Kein Wunder, dass mir bei solchen Gedanken das Lesen schwer fiel. Auch zum Lesen braucht man Ruhe, bei der Arbeit geht es nicht. Jedenfalls nicht, wenn man seine wachen Phasen zum Schreiben nutzt. Ich werd deshalb erstmal darauf verzichten in den Nachtschichten zu lesen. Dann muss ich quasi schreiben. Multitasking ist halt Quatsch. Bleib bei einer Sache, und wenn dir was einfällt, mach es gleich oder schreib es auf einen Zettel für später. Ehrlich wahr.
Das heißt, einen geborenen Multitasker kenne ich: Lukas. Niemand sonst kann die widersprüchlichsten Dinge mit unsichtbaren Händen jonglieren, wo anderen der Angstschweiß ausbricht. Lukas scheint nicht zu wissen, dass es sich um laufende Motorsägen in seiner Rechten, und um zwei scharfe Handgranaten und eine Orange in seiner Linken handelt. Anderen würden da die Hände zittern, bei ihm bleibt der Kopf leer und er sieht nur den richtigen Weg. So jemand müsste eigentlich Chirurg werden, nur kann er eine Leber nicht von einem Schnitzel unterscheiden. Außerdem gibt es noch den ausgleichenden Nebeneffekt, dass er manchmal die einfachsten Sachen nicht auf die Reihe kriegt. Den Stundenplan lesen, die richtigen Hausaufgaben machen oder die nötigen Schulbücher mitbringen – wenn ihm jemand sagt, was er tun soll, blockiert etwas in seinem Kopf. Anarchismus ist im ebenso angeboren, wie Multitasking. Zugegeben, eine schräge Kombination. Und auch um seinetwillen wünsche ich mir, dass Clara und Dennis die ganze Wahrheit erfahren. Es ist ungerecht, wenn nicht auch Lukas umgekehrt endlich von ihnen erfährt.
Vor neunzehn Jahren hat er Nadine und Daniel zuletzt gesehen, als sie bei mir zu Besuch waren, kurz bevor sie sich getrennt haben. Als Nadine dann mit den Zwillingen schwanger war, wiederholten wir einfach die Abmachung, wie wir sie schon zuvor bei Valentin getroffen hatten. Wenn Lukas nicht wusste, wo sie wohnten und dass es ein Enkelkind – oder jetzt eben Enkelkinder – gab, dann konnte er sich nicht verplappern, musste nicht lügen. Daniel’s Eltern wussten das, und Lukas hat ihm mehr als einmal Hausarrest eingebrockt, weil man es ihm eben ansah.

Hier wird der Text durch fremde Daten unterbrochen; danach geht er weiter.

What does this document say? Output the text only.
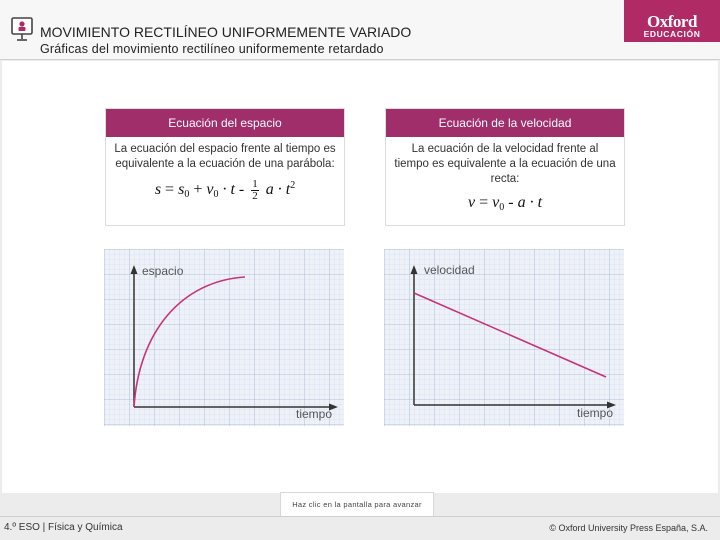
MOVIMIENTO RECTILÍNEO UNIFORMEMENTE VARIADO
Gráficas del movimiento rectilíneo uniformemente retardado
Oxford
EDUCACIÓN
Ecuación del espacio
La ecuación del espacio frente al tiempo es equivalente a la ecuación de una parábola:
$s = s_0 + v_0 \cdot t - \frac{1}{2}$ $a \cdot t^2$
Ecuación de la velocidad
La ecuación de la velocidad frente al tiempo es equivalente a la ecuación de una recta:
$v = v_0 - a \cdot t$
espacio
tiempo
velocidad
tiempo
Haz clic en la pantalla para avanzar
4.º ESO | Física y Química	© Oxford University Press España, S.A.
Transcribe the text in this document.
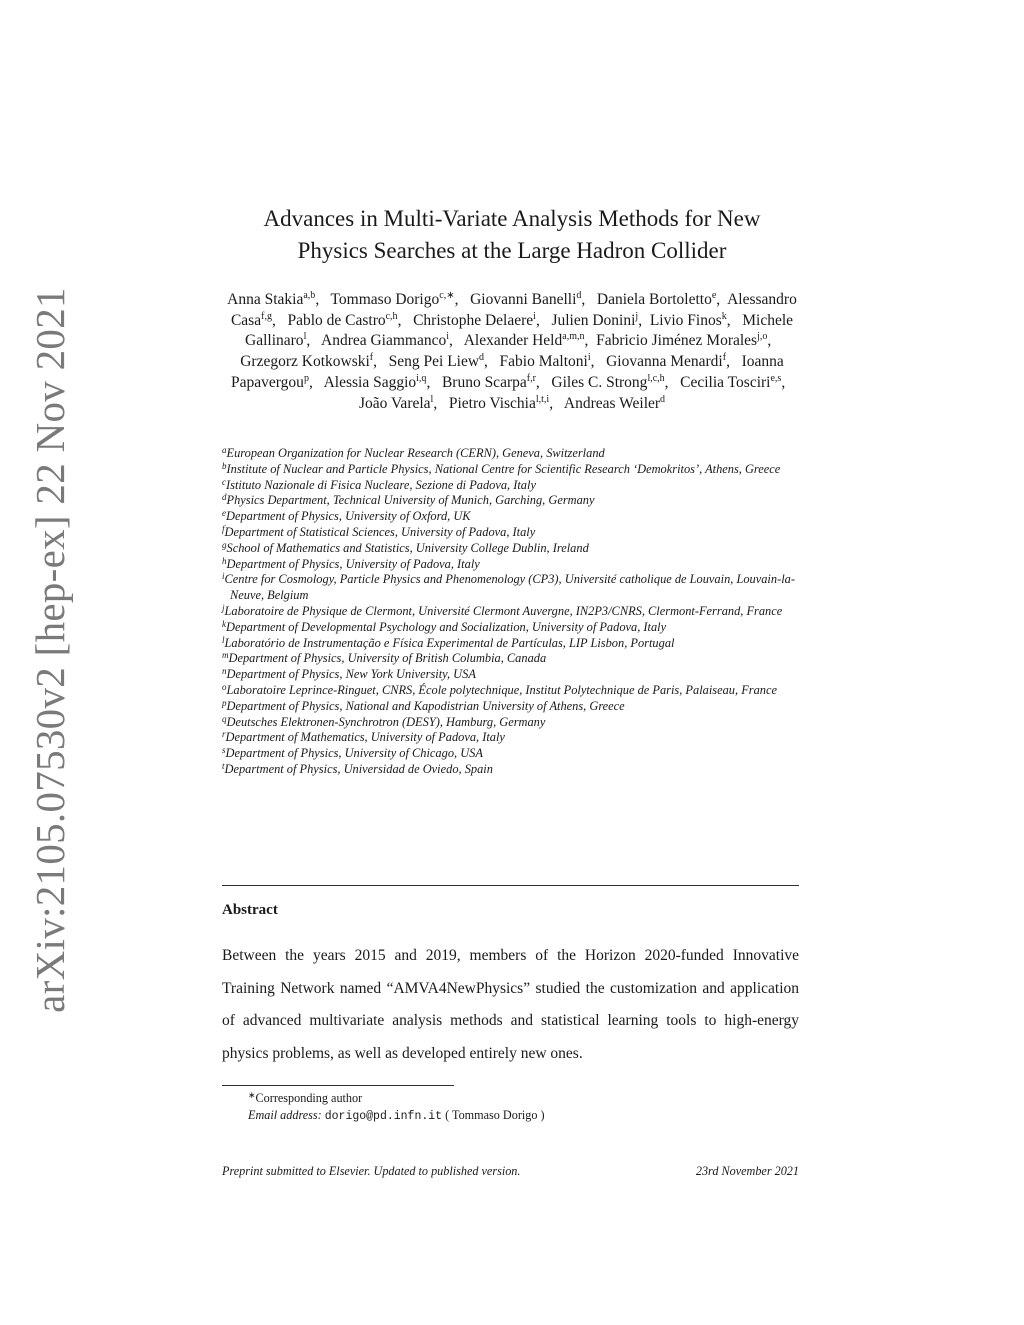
arXiv:2105.07530v2 [hep-ex] 22 Nov 2021
Advances in Multi-Variate Analysis Methods for New
Physics Searches at the Large Hadron Collider
Anna Stakia$^{a,b}$,   Tommaso Dorigo$^{c,∗}$,   Giovanni Banelli$^d$,   Daniela Bortoletto$^e$,  Alessandro Casa$^{f,g}$,   Pablo de Castro$^{c,h}$,   Christophe Delaere$^i$,   Julien Donini$^j$,  Livio Finos$^k$,   Michele Gallinaro$^l$,   Andrea Giammanco$^i$,   Alexander Held$^{a,m,n}$,  Fabricio Jiménez Morales$^{j,o}$,   Grzegorz Kotkowski$^f$,   Seng Pei Liew$^d$,   Fabio Maltoni$^i$,   Giovanna Menardi$^f$,   Ioanna Papavergou$^p$,   Alessia Saggio$^{i,q}$,   Bruno Scarpa$^{f,r}$,   Giles C. Strong$^{l,c,h}$,   Cecilia Tosciri$^{e,s}$,   João Varela$^l$,   Pietro Vischia$^{l,t,i}$,   Andreas Weiler$^d$
$^a$European Organization for Nuclear Research (CERN), Geneva, Switzerland
$^b$Institute of Nuclear and Particle Physics, National Centre for Scientific Research ‘Demokritos’, Athens, Greece
$^c$Istituto Nazionale di Fisica Nucleare, Sezione di Padova, Italy
$^d$Physics Department, Technical University of Munich, Garching, Germany
$^e$Department of Physics, University of Oxford, UK
$^f$Department of Statistical Sciences, University of Padova, Italy
$^g$School of Mathematics and Statistics, University College Dublin, Ireland
$^h$Department of Physics, University of Padova, Italy
$^i$Centre for Cosmology, Particle Physics and Phenomenology (CP3), Université catholique de Louvain, Louvain-la-Neuve, Belgium
$^j$Laboratoire de Physique de Clermont, Université Clermont Auvergne, IN2P3/CNRS, Clermont-Ferrand, France
$^k$Department of Developmental Psychology and Socialization, University of Padova, Italy
$^l$Laboratório de Instrumentação e Física Experimental de Partículas, LIP Lisbon, Portugal
$^m$Department of Physics, University of British Columbia, Canada
$^n$Department of Physics, New York University, USA
$^o$Laboratoire Leprince-Ringuet, CNRS, École polytechnique, Institut Polytechnique de Paris, Palaiseau, France
$^p$Department of Physics, National and Kapodistrian University of Athens, Greece
$^q$Deutsches Elektronen-Synchrotron (DESY), Hamburg, Germany
$^r$Department of Mathematics, University of Padova, Italy
$^s$Department of Physics, University of Chicago, USA
$^t$Department of Physics, Universidad de Oviedo, Spain
Abstract
Between the years 2015 and 2019, members of the Horizon 2020-funded Innovative Training Network named “AMVA4NewPhysics” studied the customization and application of advanced multivariate analysis methods and statistical learning tools to high-energy physics problems, as well as developed entirely new ones.
∗Corresponding author
Email address: dorigo@pd.infn.it ( Tommaso Dorigo )
Preprint submitted to Elsevier. Updated to published version.	23rd November 2021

Lukas tat das leid, und er schämte sich so sehr dafür, dass er versuchte sich im Lügen zu üben, aber das einzige, was er hinbekam war, dass ein anderes sichtbares Körperteil rot wurde: Nase, Backen, Ohren oder alles nacheinander, wie bei einer kaputten Ampel. Es war hoffnungslos. Bis wir dahinter kamen, dass man das auch zu unserem Vorteil nutzen konnte. Weil es sich bei den Eltern etabliert hatte, dass Lukas nicht lügen konnte, wurde er für sie zum wandelnden Lügendetektor. Aber wir fanden heraus, dass man die Wahrheit ein wenig zu unseren Gunsten verbiegen konnte. Wenn die Fragen nämlich nicht präzise genug gestellt waren, dann konnte sich Lukas dumm stellen, weil er ja nicht exakt danach gefragt worden war. Zum Beispiel die Frage, ob wir Alkohol getrunken hätten, verneinte Lukas dann erleichtert, weil wir ja keinen reinen Alkohol tranken. Ein Bier zum Beispiel besteht schließlich zu mehr als 95% aus anderen Substanzen als Alkohol, also trank man da doch in erster Linie Bier, und keinen Alkohol. Wenn man dann noch den letzten Schluck in der Flasche oder Dose ließ, konnte man sich damit rausreden, dass sich schließlich dort der Großteil des bösen Alkohols verbergen könnte, im Noagerl. Als würde er sich am Boden absetzten, wie Hefe im Weißbier.